Threats from hurricanes include high winds, heavy rainfall, storm surge, coastal and inland flooding, rip currents, and tornadoes. The heavy winds of hurricanes can cause damage or destroy homes, buildings, and roads, as well as cause power, water, and gas outages. These effects can injure or kill people, disrupt transportation, and pollute drinking water. Hurricanes cause deaths and injuries primarily from drowning, wind, and wind-borne debris. The impact from hurricanes can extend from the coast to several hundred miles inland. To find your risk, visit FEMA’s “Know Your Risk Map.” Be better prepared for this hurricane season, and learn more at ready.gov/prepare.
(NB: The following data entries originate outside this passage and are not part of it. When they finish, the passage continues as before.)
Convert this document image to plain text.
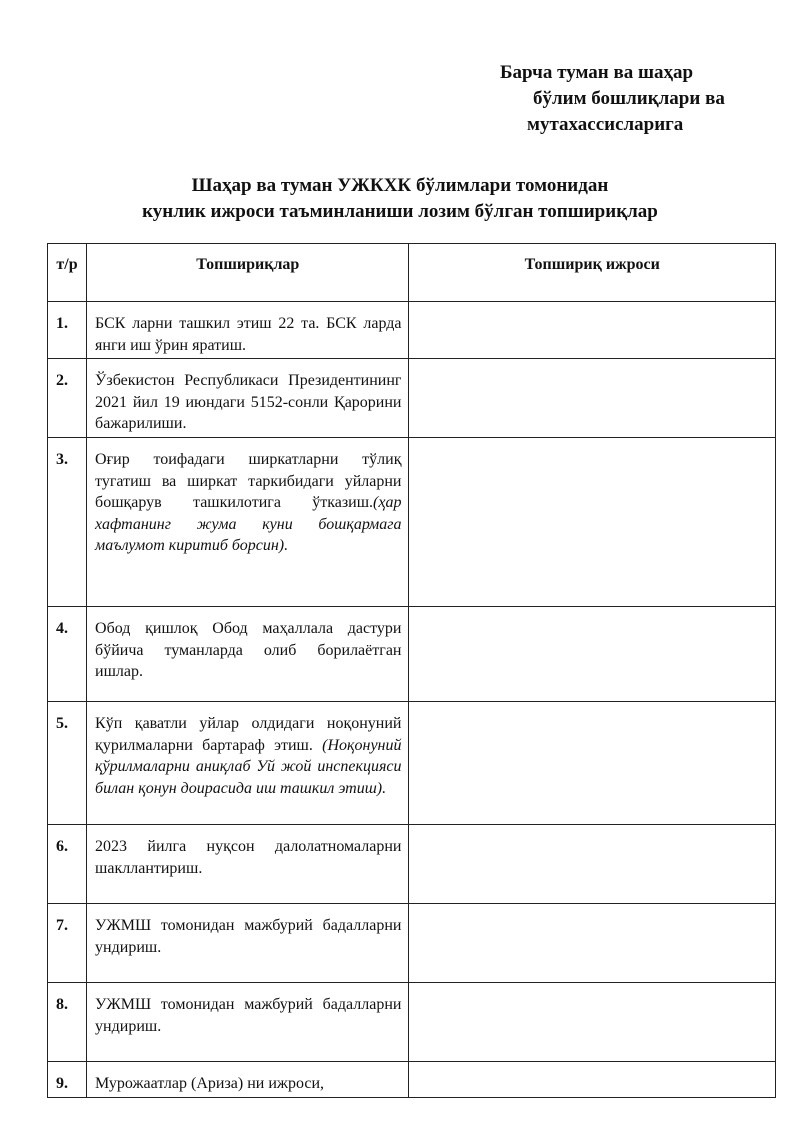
Барча туман ва шаҳар
бўлим бошлиқлари ва
мутахассисларига
Шаҳар ва туман УЖКХК бўлимлари томонидан
кунлик ижроси таъминланиши лозим бўлган топшириқлар
т/р	Топшириқлар	Топшириқ ижроси
1.	БСК ларни ташкил этиш 22 та. БСК ларда янги иш ўрин яратиш.	
2.	Ўзбекистон Республикаси Президентининг 2021 йил 19 июндаги 5152-сонли Қарорини бажарилиши.	
3.	Оғир тоифадаги ширкатларни тўлиқ тугатиш ва ширкат таркибидаги уйларни бошқарув ташкилотига ўтказиш.(ҳар хафтанинг жума куни бошқармага маълумот киритиб борсин).	
4.	Обод қишлоқ Обод маҳаллала дастури бўйича туманларда олиб борилаётган ишлар.	
5.	Кўп қаватли уйлар олдидаги ноқонуний қурилмаларни бартараф этиш. (Ноқонуний қўрилмаларни аниқлаб Уй жой инспекцияси билан қонун доирасида иш ташкил этиш).	
6.	2023 йилга нуқсон далолатномаларни шакллантириш.	
7.	УЖМШ томонидан мажбурий бадалларни ундириш.	
8.	УЖМШ томонидан мажбурий бадалларни ундириш.	
9.	Мурожаатлар (Ариза) ни ижроси,	
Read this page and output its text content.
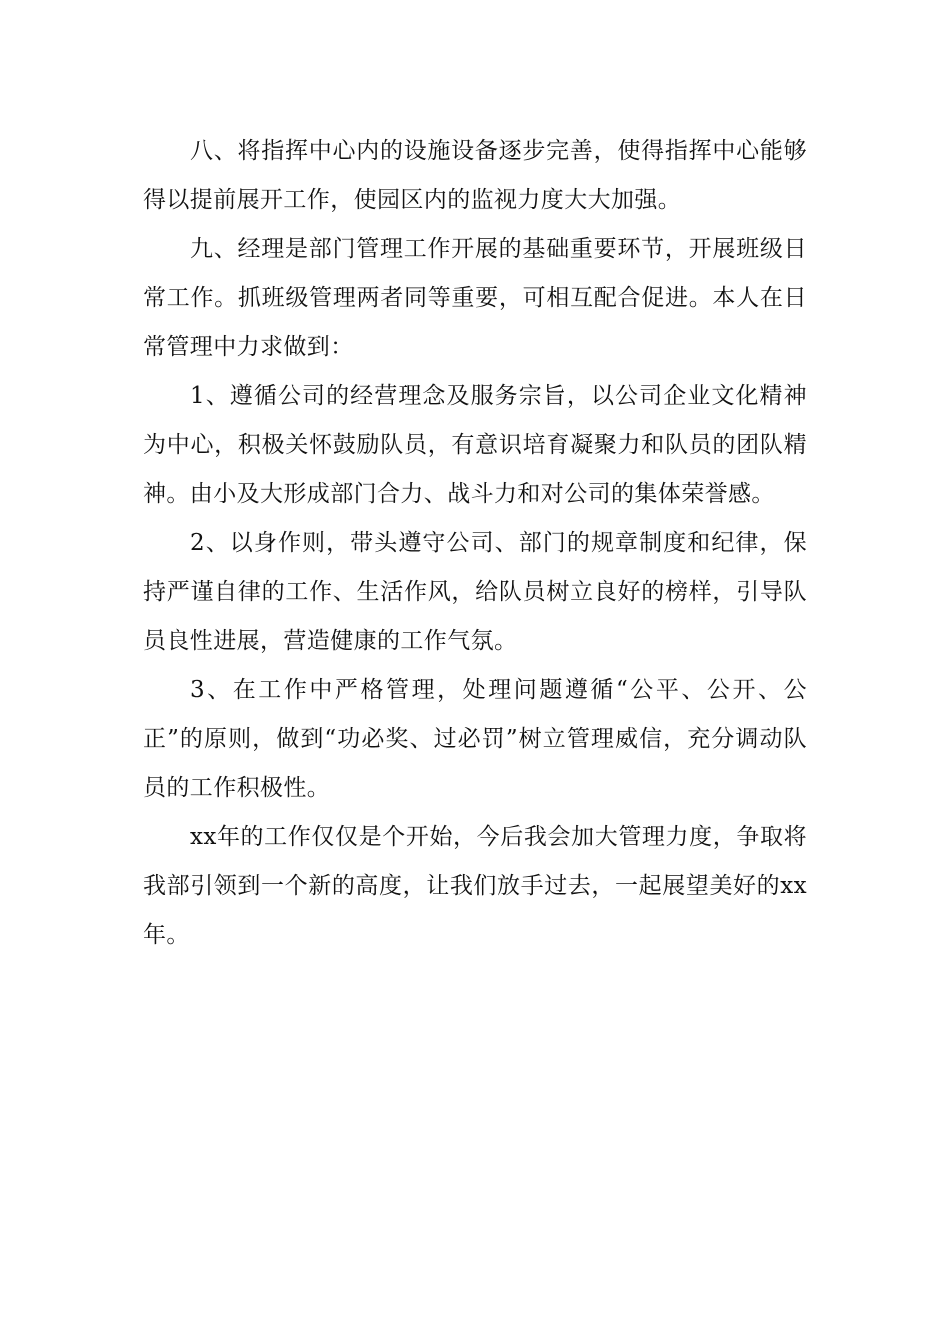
八、将指挥中心内的设施设备逐步完善，使得指挥中心能够得以提前展开工作，使园区内的监视力度大大加强。

九、经理是部门管理工作开展的基础重要环节，开展班级日常工作。抓班级管理两者同等重要，可相互配合促进。本人在日常管理中力求做到：

1、遵循公司的经营理念及服务宗旨，以公司企业文化精神为中心，积极关怀鼓励队员，有意识培育凝聚力和队员的团队精神。由小及大形成部门合力、战斗力和对公司的集体荣誉感。

2、以身作则，带头遵守公司、部门的规章制度和纪律，保持严谨自律的工作、生活作风，给队员树立良好的榜样，引导队员良性进展，营造健康的工作气氛。

3、在工作中严格管理，处理问题遵循“公平、公开、公正”的原则，做到“功必奖、过必罚”树立管理威信，充分调动队员的工作积极性。

xx年的工作仅仅是个开始，今后我会加大管理力度，争取将我部引领到一个新的高度，让我们放手过去，一起展望美好的xx年。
Sign up for local alerts and
warnings. Monitor local news and weather reports. Prepare to evacuate by testing your emergency communication plan(s), learning evacuation routes, having a place to stay, and packing a “go bag.” Stock emergency supplies. Protect your property by installing sewer back flow valves, anchoring fuel tanks, reviewing insurance policies, and cataloging belongings. Collect and safeguard critical financial, medical, educational, and legal documents and records.. Follow guidance from local authorities. If advised to evacuate, grab your “go bag” and leave immediately. For protection from high winds, stay away from windows and seek shelter on the lowest level in an interior room. Move to higher ground if there is flooding or a flood warning. Turn Around Don’t Drown.® Never walk or drive on flooded roads or through water. Call 9-1-1 if you are in life threatening danger. Return to the area only after authorities say it is safe to do so. Do not enter damaged buildings until they are inspected by qualified professionals. Never walk or drive on flooded roads or through floodwaters. Look out for downed or unstable trees, poles, and power lines. Do not remove heavy debris by yourself. Wear gloves and sturdy, thick-soled shoes to protect your hands and feet. Do not drink tap water unless authorities say it is safe.